Şia ile Mücadele Konusunda Eksikliğimiz
Şiî iken sorgulamaları neticesinde sünnîleşen ya da mezhebinin temellerinin sağlam olmadığını kabul ederek birtakım esasların reddedilmesi gerektiğini savunan şahısların kahir ekseriyetinin Şiî merciler tarafından Vehhâbî ilân edilmiş olması, önemli bir noktayı ve bir iç muhasebe gereğini dikkatlerimize sunuyor. Ehl-i Sünnet’e tarih boyunca yakıştırdıkları “Nâsıbî” sıfatı günümüzde Vehhâbîlerle özdeşleşmiş görünüyor. Doğu’da ve Batı’da, kaşıtları için Vehhâbî ithamından önce Sünnî ithamında bulunmaları gerekirken Şiî karşıtlığını direkt olarak Vehhâbîlik olarak ifade etmeleri, Mâtürîdîler ve Eş‘arîler olarak bu sahada etkisiz kaldığımızı gösteriyor.
İran devleti eliyle yürütülen teşeyyu‘ ve güçlü propaganda karşısında bizlere hiç şüphesiz hayatî vazifeler düşüyor.
Dipnotlar
[1] Bu konuda malûmat edinilebilecek geniş bir okuma-dinleme listesi sunmak istiyoruz:
Ebubekir Sifil, Şia Tehlikesi, Vahdet Vakfı Konferansı, https://www.youtube.com/watch?v=vqD-U3xNLb8
Ebubekir Sifil – Talha Hakan Alp, İlmihâl, https://www.youtube.com/watch?v=H0OCavhB7pw
Ahmet el-Kâtib’in Yeni Şiî Beyannamesi, https://www.haksozhaber.net/ahmet-el-katipten-yeni-sii-beyannamesi-30602h.htm
Ebubekir Sifil, Ahmed el-Kâtib’in Yeni Şiî Beyannamesi-1, https://www.youtube.com/watch?v=6Ko22liet-o
Ebubekir Sifil, Ahmed el-Kâtib’in Yeni Şiî Beyannamesi-2, https://www.youtube.com/watch?v=GWnGgz-Bh9s
Ebubekir Sifil, Ahmed el-Kâtib’in Rüyası, https://ebubekirsifil.com/gazete-yazilari/2012-yili-aralik-ayi-gazete-kose-yazilari/ahmed-el-katibin-ruyasi/?hilite=%27K%C3%A2tib%27
[2] İmam el-Berzencî şöyle kaydetmiştir:
“Mehdî, dini Peygamber Efendimiz sallallahu aleyhi ve sellemin zamanında olduğu gibi aynen uygulayacak.
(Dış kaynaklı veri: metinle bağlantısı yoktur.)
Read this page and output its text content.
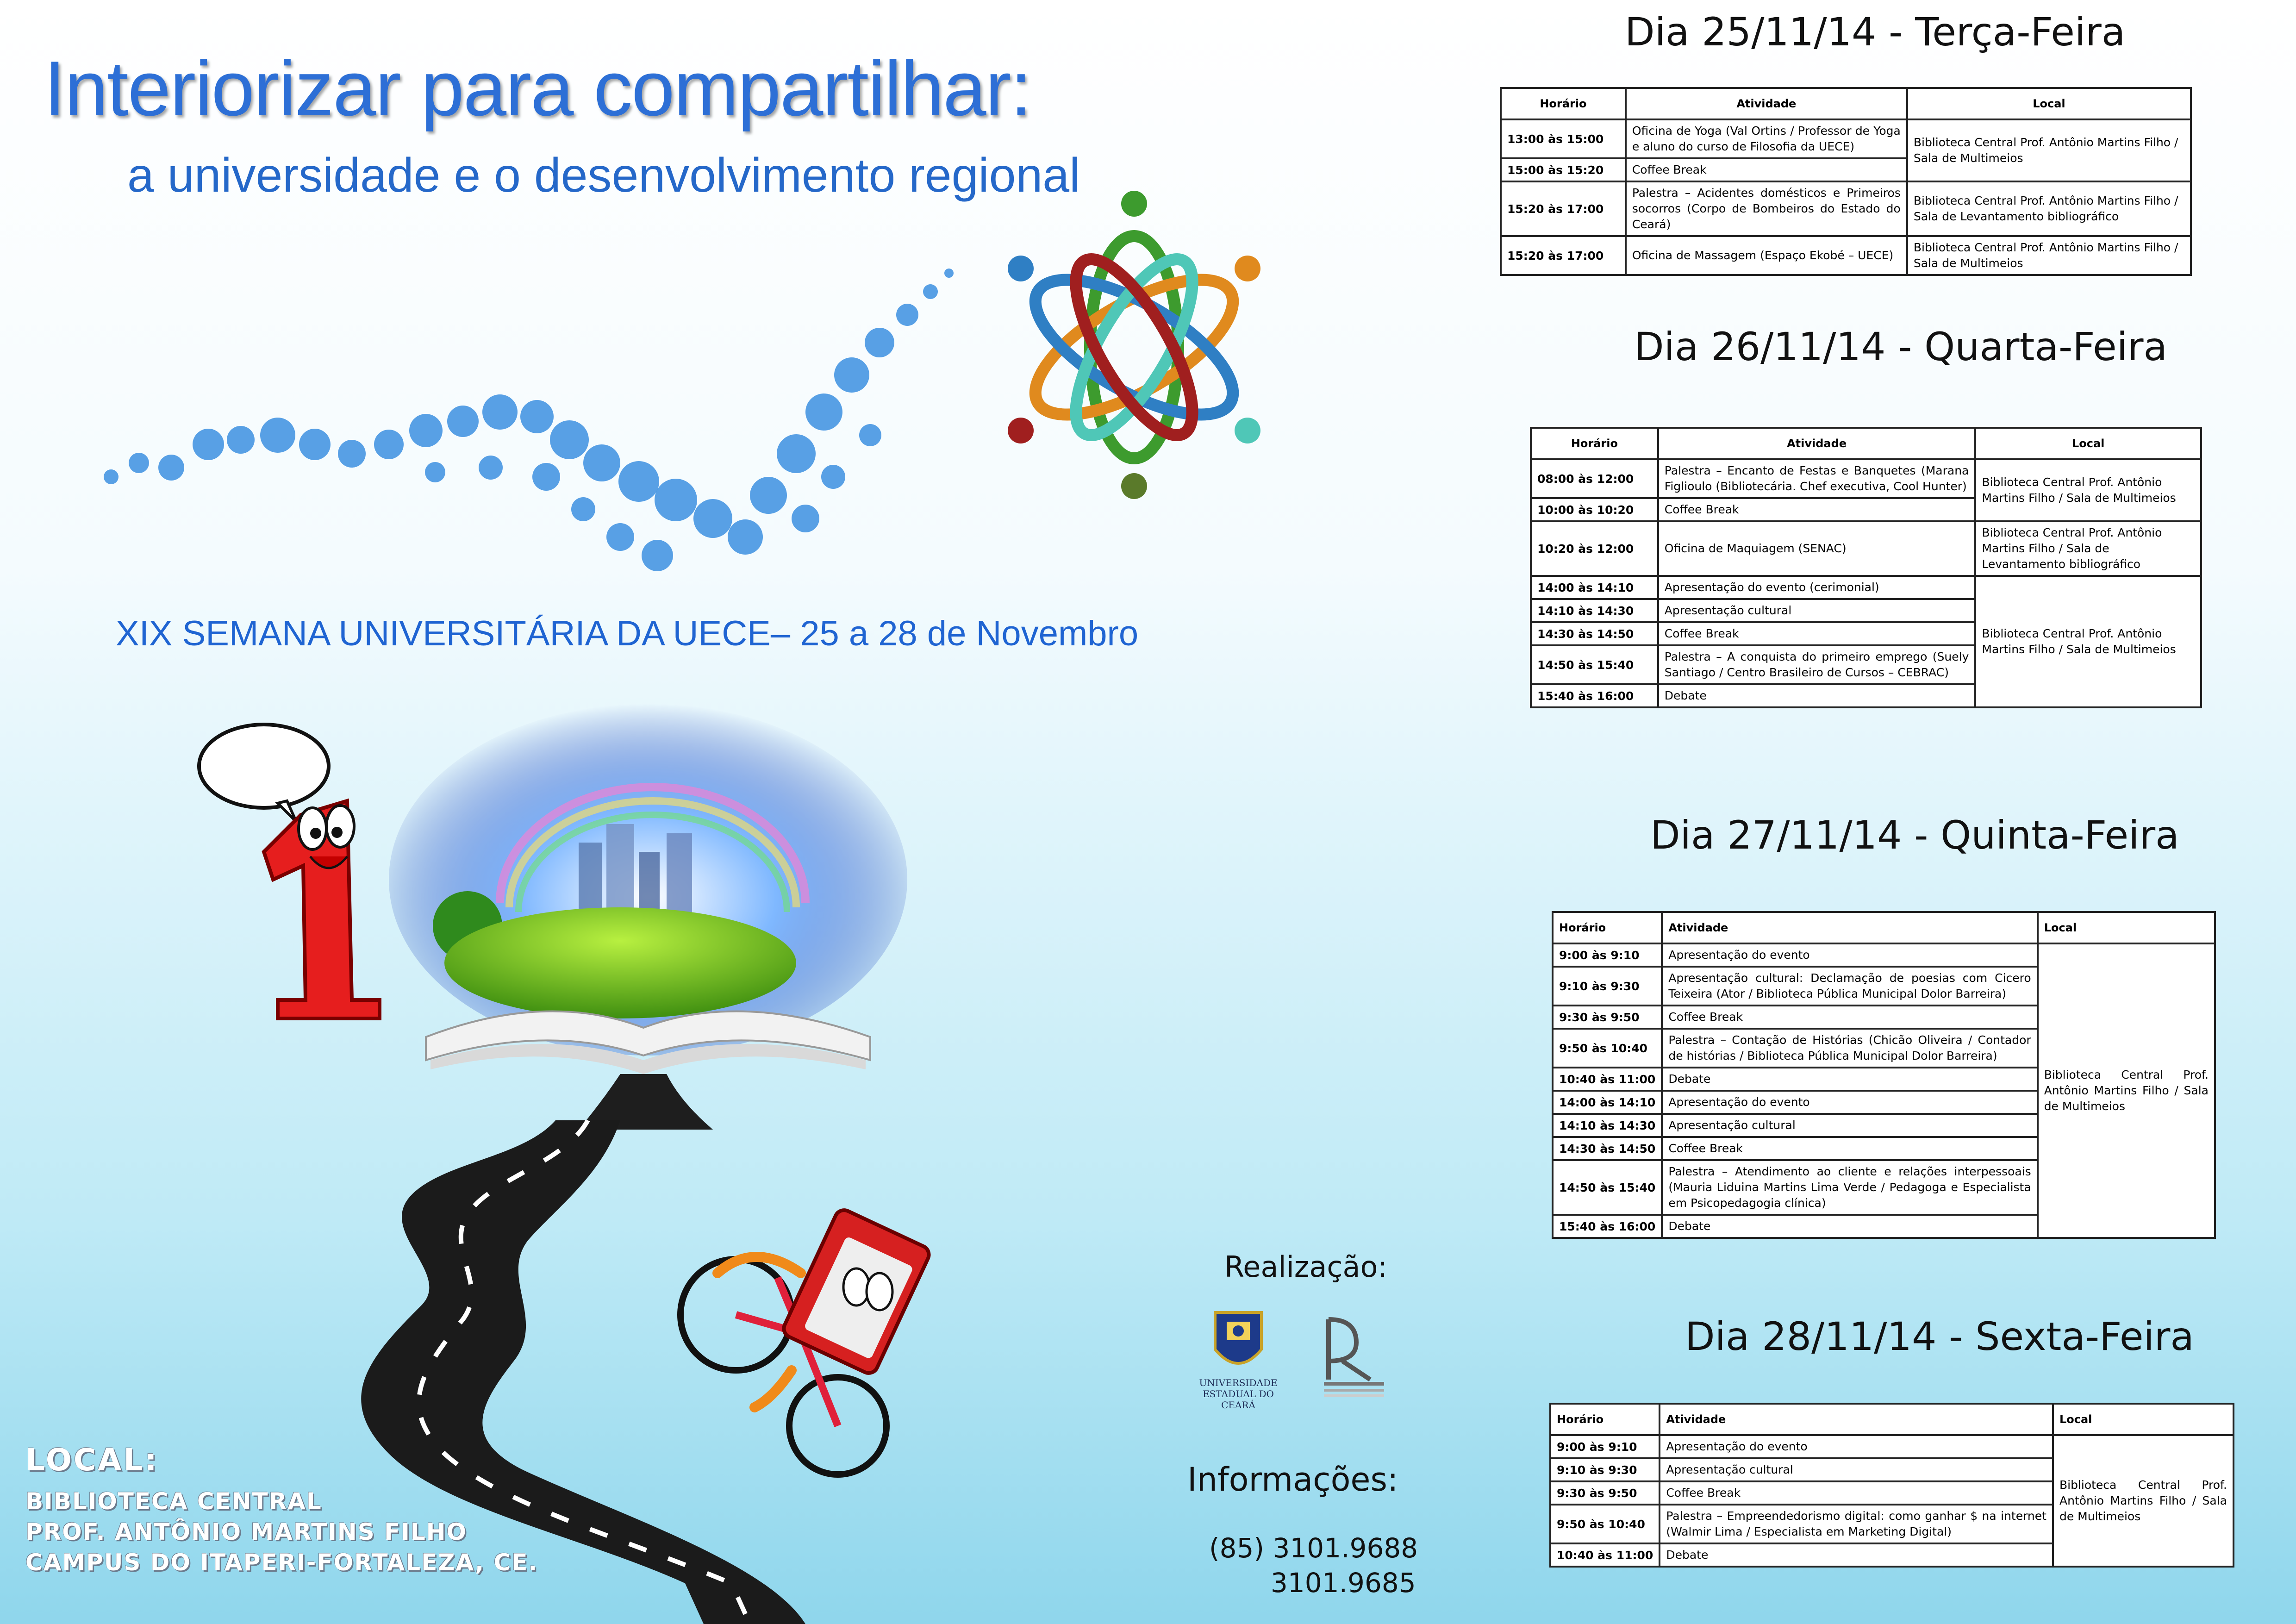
Interiorizar para compartilhar:
a universidade e o desenvolvimento regional
XIX SEMANA UNIVERSITÁRIA DA UECE– 25 a 28 de Novembro
Dia 25/11/14 - Terça-Feira
Horário	Atividade	Local
13:00 às 15:00	Oficina de Yoga (Val Ortins / Professor de Yoga e aluno do curso de Filosofia da UECE)	Biblioteca Central Prof. Antônio Martins Filho / Sala de Multimeios
15:00 às 15:20	Coffee Break	
15:20 às 17:00	Palestra – Acidentes domésticos e Primeiros socorros (Corpo de Bombeiros do Estado do Ceará)	Biblioteca Central Prof. Antônio Martins Filho / Sala de Levantamento bibliográfico
15:20 às 17:00	Oficina de Massagem (Espaço Ekobé – UECE)	Biblioteca Central Prof. Antônio Martins Filho / Sala de Multimeios
Dia 26/11/14 - Quarta-Feira
Horário	Atividade	Local
08:00 às 12:00	Palestra – Encanto de Festas e Banquetes (Marana Figlioulo (Bibliotecária. Chef executiva, Cool Hunter)	Biblioteca Central Prof. Antônio Martins Filho / Sala de Multimeios
10:00 às 10:20	Coffee Break	
10:20 às 12:00	Oficina de Maquiagem (SENAC)	Biblioteca Central Prof. Antônio Martins Filho / Sala de Levantamento bibliográfico
14:00 às 14:10	Apresentação do evento (cerimonial)	Biblioteca Central Prof. Antônio Martins Filho / Sala de Multimeios
14:10 às 14:30	Apresentação cultural	
14:30 às 14:50	Coffee Break	
14:50 às 15:40	Palestra – A conquista do primeiro emprego (Suely Santiago / Centro Brasileiro de Cursos – CEBRAC)	
15:40 às 16:00	Debate	
Dia 27/11/14 - Quinta-Feira
Horário	Atividade	Local
9:00 às 9:10	Apresentação do evento	Biblioteca Central Prof. Antônio Martins Filho / Sala de Multimeios
9:10 às 9:30	Apresentação cultural: Declamação de poesias com Cicero Teixeira (Ator / Biblioteca Pública Municipal Dolor Barreira)	
9:30 às 9:50	Coffee Break	
9:50 às 10:40	Palestra – Contação de Histórias (Chicão Oliveira / Contador de histórias / Biblioteca Pública Municipal Dolor Barreira)	
10:40 às 11:00	Debate	
14:00 às 14:10	Apresentação do evento	
14:10 às 14:30	Apresentação cultural	
14:30 às 14:50	Coffee Break	
14:50 às 15:40	Palestra – Atendimento ao cliente e relações interpessoais (Mauria Liduina Martins Lima Verde / Pedagoga e Especialista em Psicopedagogia clínica)	
15:40 às 16:00	Debate	
Dia 28/11/14 - Sexta-Feira
Horário	Atividade	Local
9:00 às 9:10	Apresentação do evento	Biblioteca Central Prof. Antônio Martins Filho / Sala de Multimeios
9:10 às 9:30	Apresentação cultural	
9:30 às 9:50	Coffee Break	
9:50 às 10:40	Palestra – Empreendedorismo digital: como ganhar $ na internet (Walmir Lima / Especialista em Marketing Digital)	
10:40 às 11:00	Debate	
Realização:
UNIVERSIDADE
ESTADUAL DO CEARÁ
Informações:
(85) 3101.9688
3101.9685
LOCAL:
BIBLIOTECA CENTRAL
PROF. ANTÔNIO MARTINS FILHO
CAMPUS DO ITAPERI-FORTALEZA, CE.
Yeryüzünde mezhebleri kaldıracak. Hâlis, hakiki dinden başka hiçbir mezheb kalmayacak.” (el Berzenci, Kıyamet Alâmetleri, s.186-187)
Hazretî Mehdî’nin bid‘atları kaldırıp küfrün ateşini söndürmeye de büyük ölçüde muvaffak olacağına dair İmâm-ı Rabbânî Hazretlerinin izahatı için bkz. 255, 260, 261 ve 2. cild 68. mektuplar
[3] Ebû Dâvûd, No. 4282, 4283, 4285, 4290; İbn Mâce, No. 4082, 4086, 4087; Ahmed ibni Hanbel, el-Müsned, III/27, 37, 52.